What does this information mean for the patient, going forward? The median age in this study was 67 and the median follow-up was only 5.9 years, even though there were up to 20 years of follow-up. If a man has a life expectancy of 25 or 30 years for example, it is hard to know how these data will help make a decision going forward.

Men who are 67 or older, or those with a life expectancy of, for example, 10-15 years or even up to 20 years, should realize that their risk of dying from prostate cancer after one negative biopsy is extremely low, especially compared with their risk for mortality from other causes.

Does this mean that men should not undergo a second biopsy or follow-up? Not necessarily. Certainly, continued PSA levels are reasonable to do. If a man's PSA goes above 10 µg/mL, then another biopsy may be warranted. In terms of whether we should be overly aggressive with this group, that question is reasonable to ask.

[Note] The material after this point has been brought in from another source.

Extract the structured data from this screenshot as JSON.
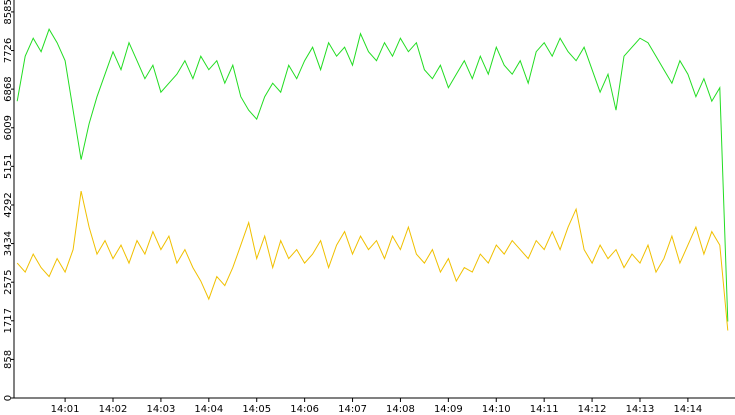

It would appear that the value of doing MRI-guided biopsies after one negative biopsy may help find more cancer, but it also may result in overtreating many of these men because the risk of dying from prostate cancer is still very low. Going forward, the debate is going to continue—whether ultrasound-guided, random biopsies, or MRI-guided biopsies are the way to proceed. For now, I think it is useful information to advise a patient who has had one negative biopsy core set that his risk of dying from prostate cancer, even without another biopsy, is extremely low.

I look forward to your comments. Thank you.